MIKROKREDO Edisi 02  

BEA SISWA VS PINJAMAN FUTURUSTIK 
DULU SAYA NEKAT BERPENDAPAT bahwa penerima bea siswa itu adalah mahasiswa pilihan negara dan diharuskan berbakti kepada negeri. Jika kemudian ternyata ada yang lebih sibuk memperkaya diri, mungkin dana yang diterimanya itu dianggapnya bukanlah bea siswa, namun adalah "sedekah dari negara". Teringat saat seorang teman yang mendapat bea siswa lalu mengajak makan-makan, ketika itu batin saya terguncang: lho kok gitu?!!!  Saya berpikir: bagi yang tidak bisa memperoleh bea siswa, dan kelompok ini lebih banyak, bagaimana jika diberi pinjaman dana? Tentu hanya bagi yang punya ide kreatif-aplikatif, meskipun IP-nya ya ampuuuun... Pemerintah mungkin ngeri ya dananya bakal tak kembali?  Tapi lha wong yang menerima bea siswa saja belum tentu akan mengabdi, jadi seharusnya pemerintah jangan sangsi.... Ingat: antara DIBERI  dengan DIPINJAMI itu akan memunculkan karakter daya juang yang berbeda lho. Yang DIBERI cenderung bisa ngacir pergi, sedangkan yang DIPINJAMI akan berjuang sekuat tenaga agar tidak ditagih hingga ke ujung dunia !!  Bisa "dosa" lho bila beroleh bea siswa tetapi tidak mengabdi kepada bangsa !!! (Hallo, ini adalah "pikiran sesat" yang tentu saja tak perlu diikuti.  JIDOR !!

"Cinta bukan bagaikan bea siswa yang setelah diterima kemudian 
lupa dikembalikan dalam bentuk nyata pengabdian. 
CINTA juga bukan seperti pinjaman yang tidak bisa dikembalikan 
karena terlanda kemiskinan. 
Sebab daripada yang diterima, cinta harus selalu lebih banyak yang dikembalikan"  

CATATAN: 
"Hampir sebagian besar biaya pendidikan saya adalah bea siswa, itu saya anggap sebagai utang dan mengabdi ke pelosok adalah cara saya membayar 'utang' itu kepada negara" kata Atina Handayani, 28 tahun, konsultan Gerakan Tanimbar Mengajar, Maluku Tenggara Barat, eks pengajar muda Program Indonesia Mengajar (Kompas 2 September 2017 halaman 15).
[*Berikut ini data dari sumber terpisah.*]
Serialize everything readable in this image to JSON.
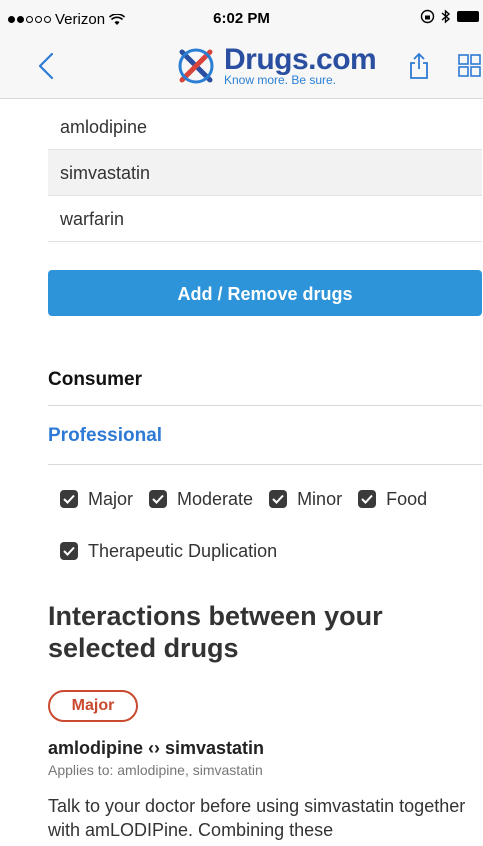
{
  "status_bar": {
    "carrier": "Verizon",
    "time": "6:02 PM"
  },
  "header": {
    "logo_name": "Drugs.com",
    "logo_tagline": "Know more. Be sure."
  },
  "drug_list": [
    "amlodipine",
    "simvastatin",
    "warfarin"
  ],
  "add_remove_button": "Add / Remove drugs",
  "modes": {
    "consumer": "Consumer",
    "professional": "Professional"
  },
  "filters": {
    "major": "Major",
    "moderate": "Moderate",
    "minor": "Minor",
    "food": "Food",
    "therapeutic": "Therapeutic Duplication"
  },
  "section_title": "Interactions between your selected drugs",
  "interaction": {
    "severity": "Major",
    "pair": "amlodipine ‹› simvastatin",
    "applies_to": "Applies to: amlodipine, simvastatin",
    "description": "Talk to your doctor before using simvastatin together with amLODIPine. Combining these"
  },
  "colors": {
    "primary": "#2e94d9",
    "professional_link": "#2e7ad4",
    "major_badge": "#c94a2f",
    "logo": "#2a4fa0"
  }
}
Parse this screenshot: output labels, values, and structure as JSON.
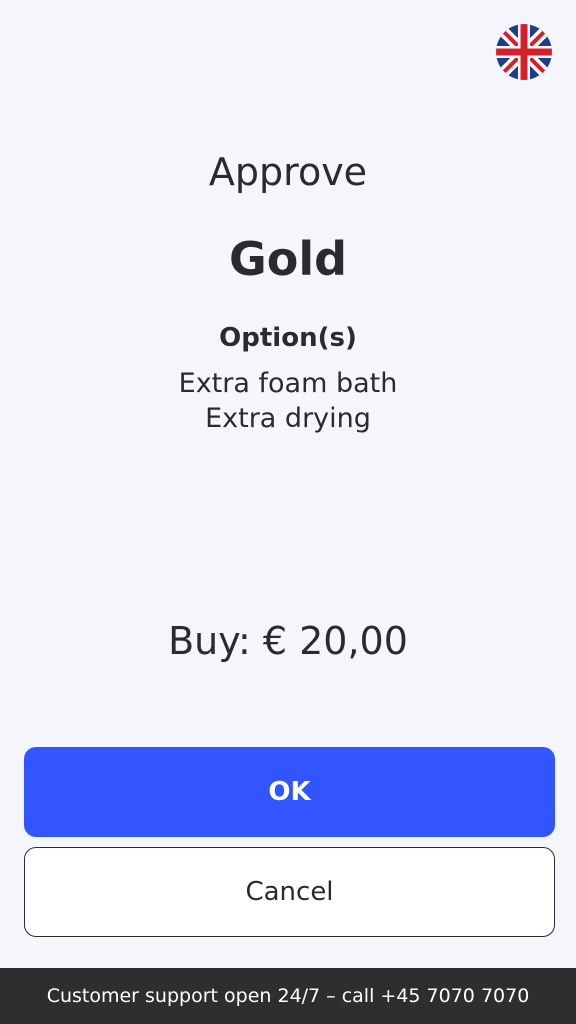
{
  "header": {
    "language_flag_icon": "uk-flag-icon"
  },
  "main": {
    "heading": "Approve",
    "product_name": "Gold",
    "options_label": "Option(s)",
    "options": [
      "Extra foam bath",
      "Extra drying"
    ],
    "price_text": "Buy: € 20,00"
  },
  "actions": {
    "ok_label": "OK",
    "cancel_label": "Cancel"
  },
  "footer": {
    "support_text": "Customer support open 24/7 – call +45 7070 7070"
  },
  "colors": {
    "background": "#f5f6fb",
    "primary_button": "#3355ff",
    "text": "#2b2b2e",
    "footer_bg": "#2e2e30"
  }
}
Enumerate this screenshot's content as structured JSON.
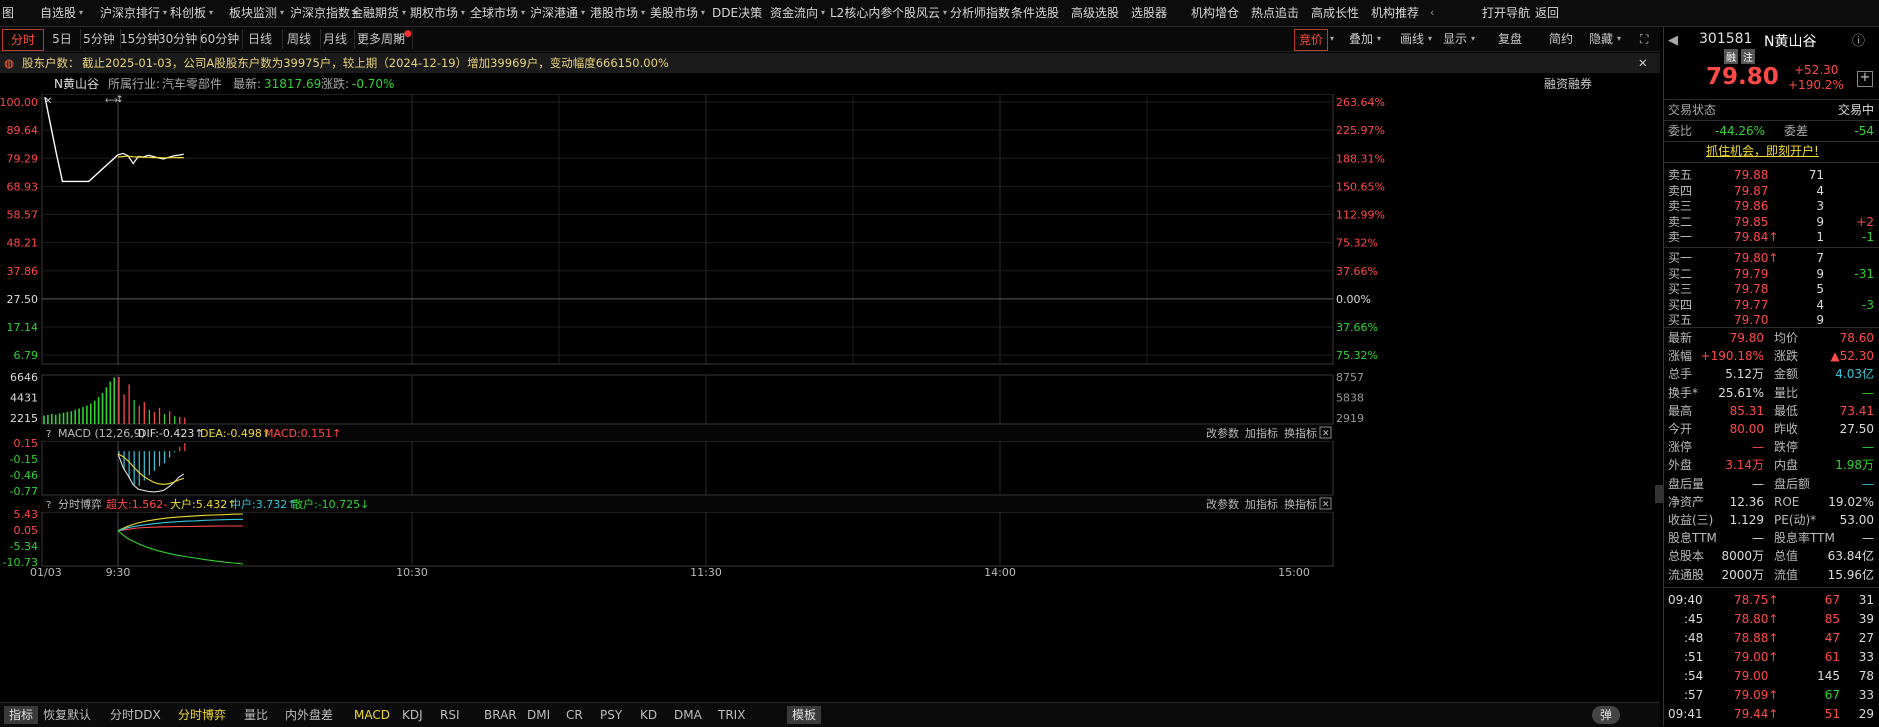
{
  "topnav": {
    "items": [
      "图",
      "自选股",
      "沪深京排行",
      "科创板",
      "板块监测",
      "沪深京指数",
      "金融期货",
      "期权市场",
      "全球市场",
      "沪深港通",
      "港股市场",
      "美股市场",
      "DDE决策",
      "资金流向",
      "L2核心内参",
      "个股风云",
      "分析师指数",
      "条件选股",
      "高级选股",
      "选股器",
      "机构增仓",
      "热点追击",
      "高成长性",
      "机构推荐",
      "打开导航",
      "返回"
    ]
  },
  "periods": [
    "分时",
    "5日",
    "5分钟",
    "15分钟",
    "30分钟",
    "60分钟",
    "日线",
    "周线",
    "月线",
    "更多周期"
  ],
  "tools": [
    "竞价",
    "叠加",
    "画线",
    "显示",
    "复盘",
    "简约",
    "隐藏"
  ],
  "notice": {
    "title": "股东户数：",
    "text": "截止2025-01-03，公司A股股东户数为39975户，较上期（2024-12-19）增加39969户，变动幅度666150.00%",
    "close": "✕"
  },
  "infobar": {
    "name": "N黄山谷",
    "industry_label": "所属行业:",
    "industry": "汽车零部件",
    "latest_label": "最新:",
    "latest": "31817.69",
    "change_label": "涨跌:",
    "change": "-0.70%",
    "margin": "融资融券"
  },
  "chart_data": [
    {
      "type": "line",
      "title": "",
      "x_ticks": [
        "9:30",
        "10:30",
        "11:30",
        "14:00",
        "15:00"
      ],
      "x_label_left": "01/03",
      "y_ticks_left": [
        "100.00",
        "89.64",
        "79.29",
        "68.93",
        "58.57",
        "48.21",
        "37.86",
        "27.50",
        "17.14",
        "6.79"
      ],
      "y_ticks_right": [
        "263.64%",
        "225.97%",
        "188.31%",
        "150.65%",
        "112.99%",
        "75.32%",
        "37.66%",
        "0.00%",
        "37.66%",
        "75.32%"
      ],
      "prev_close": 27.5,
      "ylim": [
        6.79,
        100.0
      ],
      "series": [
        {
          "name": "",
          "color": "#ffffff",
          "x": [
            0,
            1,
            2,
            3,
            4,
            5,
            6,
            7,
            8,
            9,
            10,
            11,
            12,
            13
          ],
          "values": [
            79.6,
            80.1,
            79.2,
            76.5,
            79.0,
            78.8,
            79.4,
            79.0,
            78.5,
            78.1,
            78.7,
            79.2,
            79.5,
            79.8
          ]
        },
        {
          "name": "",
          "color": "#f0dc32",
          "x": [
            0,
            1,
            2,
            3,
            4,
            5,
            6,
            7,
            8,
            9,
            10,
            11,
            12,
            13
          ],
          "values": [
            78.8,
            79.0,
            79.1,
            78.9,
            78.8,
            78.7,
            78.7,
            78.6,
            78.6,
            78.55,
            78.55,
            78.58,
            78.6,
            78.6
          ]
        }
      ],
      "pre_market": {
        "x": [
          -2.5,
          -2.1,
          -1.9,
          -1.0,
          0
        ],
        "values": [
          100.0,
          79.6,
          70.2,
          70.2,
          79.6
        ]
      }
    },
    {
      "type": "bar",
      "title": "",
      "y_ticks_left": [
        "6646",
        "4431",
        "2215"
      ],
      "y_ticks_right": [
        "8757",
        "5838",
        "2919"
      ],
      "ylim": [
        0,
        6646
      ],
      "pre_market_bars": [
        1200,
        1300,
        1400,
        1300,
        1500,
        1600,
        1700,
        1800,
        2000,
        2200,
        2400,
        2600,
        2900,
        3300,
        3800,
        4400,
        5200,
        6000,
        6600
      ],
      "bars": [
        6646,
        4200,
        5600,
        3400,
        2600,
        3100,
        2000,
        1700,
        2300,
        1400,
        1800,
        1100,
        1000,
        900
      ],
      "bar_colors": [
        "red",
        "red",
        "red",
        "green",
        "red",
        "red",
        "green",
        "red",
        "red",
        "green",
        "red",
        "green",
        "red",
        "red"
      ]
    },
    {
      "type": "line",
      "title": "MACD (12,26,9)",
      "dif_label": "DIF:-0.423↑",
      "dea_label": "DEA:-0.498↑",
      "macd_label": "MACD:0.151↑",
      "y_ticks_left": [
        "0.15",
        "-0.15",
        "-0.46",
        "-0.77"
      ],
      "ylim": [
        -0.77,
        0.15
      ],
      "dif": [
        -0.05,
        -0.3,
        -0.45,
        -0.62,
        -0.7,
        -0.72,
        -0.74,
        -0.75,
        -0.74,
        -0.72,
        -0.66,
        -0.58,
        -0.48,
        -0.42
      ],
      "dea": [
        -0.05,
        -0.1,
        -0.18,
        -0.28,
        -0.38,
        -0.46,
        -0.52,
        -0.57,
        -0.6,
        -0.61,
        -0.6,
        -0.57,
        -0.53,
        -0.5
      ],
      "macd": [
        -0.05,
        -0.35,
        -0.5,
        -0.62,
        -0.64,
        -0.54,
        -0.44,
        -0.36,
        -0.28,
        -0.22,
        -0.12,
        -0.02,
        0.08,
        0.15
      ]
    },
    {
      "type": "line",
      "title": "分时博弈",
      "labels": [
        "超大:1.562-",
        "大户:5.432↑",
        "中户:3.732↑",
        "散户:-10.725↓"
      ],
      "y_ticks_left": [
        "5.43",
        "0.05",
        "-5.34",
        "-10.73"
      ],
      "ylim": [
        -10.73,
        5.43
      ],
      "series": [
        {
          "name": "超大",
          "color": "#ff4a4a",
          "values": [
            0.0,
            0.5,
            0.9,
            1.1,
            1.2,
            1.3,
            1.35,
            1.4,
            1.45,
            1.5,
            1.52,
            1.54,
            1.56,
            1.562
          ]
        },
        {
          "name": "大户",
          "color": "#f0dc32",
          "values": [
            0.0,
            1.5,
            2.5,
            3.2,
            3.7,
            4.1,
            4.4,
            4.6,
            4.8,
            5.0,
            5.1,
            5.2,
            5.35,
            5.432
          ]
        },
        {
          "name": "中户",
          "color": "#32c8dc",
          "values": [
            0.0,
            1.0,
            1.6,
            2.0,
            2.4,
            2.7,
            2.9,
            3.1,
            3.2,
            3.4,
            3.5,
            3.6,
            3.7,
            3.732
          ]
        },
        {
          "name": "散户",
          "color": "#31d231",
          "values": [
            0.0,
            -2.5,
            -4.0,
            -5.3,
            -6.3,
            -7.1,
            -7.8,
            -8.3,
            -8.8,
            -9.3,
            -9.7,
            -10.1,
            -10.4,
            -10.725
          ]
        }
      ]
    }
  ],
  "panel_actions": [
    "改参数",
    "加指标",
    "换指标"
  ],
  "bottom_tabs": [
    "指标",
    "恢复默认",
    "分时DDX",
    "分时博弈",
    "量比",
    "内外盘差",
    "MACD",
    "KDJ",
    "RSI",
    "BRAR",
    "DMI",
    "CR",
    "PSY",
    "KD",
    "DMA",
    "TRIX",
    "模板"
  ],
  "bottom_toggle": "弹",
  "right": {
    "code": "301581",
    "name": "N黄山谷",
    "badges": [
      "融",
      "注"
    ],
    "price": "79.80",
    "change": "+52.30",
    "pct": "+190.2%",
    "status_label": "交易状态",
    "status": "交易中",
    "weibi_label": "委比",
    "weibi": "-44.26%",
    "weicha_label": "委差",
    "weicha": "-54",
    "promo": "抓住机会，即刻开户!",
    "asks": [
      {
        "label": "卖五",
        "price": "79.88",
        "vol": "71",
        "chg": ""
      },
      {
        "label": "卖四",
        "price": "79.87",
        "vol": "4",
        "chg": ""
      },
      {
        "label": "卖三",
        "price": "79.86",
        "vol": "3",
        "chg": ""
      },
      {
        "label": "卖二",
        "price": "79.85",
        "vol": "9",
        "chg": "+2"
      },
      {
        "label": "卖一",
        "price": "79.84↑",
        "vol": "1",
        "chg": "-1"
      }
    ],
    "bids": [
      {
        "label": "买一",
        "price": "79.80↑",
        "vol": "7",
        "chg": ""
      },
      {
        "label": "买二",
        "price": "79.79",
        "vol": "9",
        "chg": "-31"
      },
      {
        "label": "买三",
        "price": "79.78",
        "vol": "5",
        "chg": ""
      },
      {
        "label": "买四",
        "price": "79.77",
        "vol": "4",
        "chg": "-3"
      },
      {
        "label": "买五",
        "price": "79.70",
        "vol": "9",
        "chg": ""
      }
    ],
    "stats": [
      {
        "l1": "最新",
        "v1": "79.80",
        "c1": "red",
        "l2": "均价",
        "v2": "78.60",
        "c2": "red"
      },
      {
        "l1": "涨幅",
        "v1": "+190.18%",
        "c1": "red",
        "l2": "涨跌",
        "v2": "▲52.30",
        "c2": "red"
      },
      {
        "l1": "总手",
        "v1": "5.12万",
        "c1": "white",
        "l2": "金额",
        "v2": "4.03亿",
        "c2": "cyan"
      },
      {
        "l1": "换手*",
        "v1": "25.61%",
        "c1": "white",
        "l2": "量比",
        "v2": "—",
        "c2": "green"
      },
      {
        "l1": "最高",
        "v1": "85.31",
        "c1": "red",
        "l2": "最低",
        "v2": "73.41",
        "c2": "red"
      },
      {
        "l1": "今开",
        "v1": "80.00",
        "c1": "red",
        "l2": "昨收",
        "v2": "27.50",
        "c2": "white"
      },
      {
        "l1": "涨停",
        "v1": "—",
        "c1": "red",
        "l2": "跌停",
        "v2": "—",
        "c2": "green"
      },
      {
        "l1": "外盘",
        "v1": "3.14万",
        "c1": "red",
        "l2": "内盘",
        "v2": "1.98万",
        "c2": "green"
      },
      {
        "l1": "盘后量",
        "v1": "—",
        "c1": "white",
        "l2": "盘后额",
        "v2": "—",
        "c2": "cyan"
      },
      {
        "l1": "净资产",
        "v1": "12.36",
        "c1": "white",
        "l2": "ROE",
        "v2": "19.02%",
        "c2": "white"
      },
      {
        "l1": "收益(三)",
        "v1": "1.129",
        "c1": "white",
        "l2": "PE(动)*",
        "v2": "53.00",
        "c2": "white"
      },
      {
        "l1": "股息TTM",
        "v1": "—",
        "c1": "white",
        "l2": "股息率TTM",
        "v2": "—",
        "c2": "white"
      },
      {
        "l1": "总股本",
        "v1": "8000万",
        "c1": "white",
        "l2": "总值",
        "v2": "63.84亿",
        "c2": "white"
      },
      {
        "l1": "流通股",
        "v1": "2000万",
        "c1": "white",
        "l2": "流值",
        "v2": "15.96亿",
        "c2": "white"
      }
    ],
    "ticks": [
      {
        "t": "09:40",
        "p": "78.75↑",
        "pc": "red",
        "v": "67",
        "vc": "red",
        "n": "31"
      },
      {
        "t": ":45",
        "p": "78.80↑",
        "pc": "red",
        "v": "85",
        "vc": "red",
        "n": "39"
      },
      {
        "t": ":48",
        "p": "78.88↑",
        "pc": "red",
        "v": "47",
        "vc": "red",
        "n": "27"
      },
      {
        "t": ":51",
        "p": "79.00↑",
        "pc": "red",
        "v": "61",
        "vc": "red",
        "n": "33"
      },
      {
        "t": ":54",
        "p": "79.00",
        "pc": "red",
        "v": "145",
        "vc": "white",
        "n": "78"
      },
      {
        "t": ":57",
        "p": "79.09↑",
        "pc": "red",
        "v": "67",
        "vc": "green",
        "n": "33"
      },
      {
        "t": "09:41",
        "p": "79.44↑",
        "pc": "red",
        "v": "51",
        "vc": "red",
        "n": "29"
      }
    ]
  }
}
(Ikuti terus kemunculan MIKROKREDO berikutnya.  Namun sesungguhnya ada kredo-perjuangan yang lebih seru di blog ini lho.  Simak-kuak dalam entri-entri lain !!)

MIKROKREDO EDISI 03 
 

GAIRAH EKONOMI SEPAKBOLA VS GELIAT EKONOMI PILKADA 
DULU SAYA NEKAT BERPENDAPAT bahwa antara sepakbola dengan pilkada itu sama saja "manajemen penghamburan dananya"!! Pendukung kesebelasan saling berkonvoi sembari keras-keras mblayer sepeda motor Jepangnya dan membawa bendera lebar berkibar-kibar. Demikian pun para pendukung kontestan dalam helatan pilkada. Keduanya getol membelanjakan dana untuk: sablon kaos, cetak banner, sticker, bando, spanduk dan sejenisnya. Dulu begitu, sekarang begitu, kelak pun niscaya akan begitu selalu hingga anak-cucu. Prestasi sepakbola kita tetap Tanda Tanya sebetapapun dipanggil pelatih dari berbagai belahan benua. Demikian pula dengan pesta pilkada: akan begitu-begitu saja. Temanya senantiasa ingin memberantas kemiskinan (berarti dari dulu kemiskinan tidak pernah bisa ditendang dong?!). Tapi tak mengapa, sebab tetap bisa membikin rakyat sesaat bereuforia-bahagia: snack jadi laku, sound system disewa terus, cetak sablon laris manis, ekonomi kreatif melejit. Bahkan pemain bola pun bisa nyambi jualan jersey, Tantan Persib contohnya. Artinya jangan buru-buru bermimpi memiliki timnas yang mendunia. Sistem politik yang tercipta pun baru sebatas "SISTEM POLITIK di INDONESIA". Belum terbangun "SISTEM POLITIK INDONESIA" yang bikin segan dunia seperti Trias Politika !! (Hallo...ini adalah "pikiran sesat" saat itu. Supaya tidak makin tersesat, jangan baca MIKROKREDO lainnya ya yang termuat di blog: ekonancita.blogspot.com. JIDOR !!) 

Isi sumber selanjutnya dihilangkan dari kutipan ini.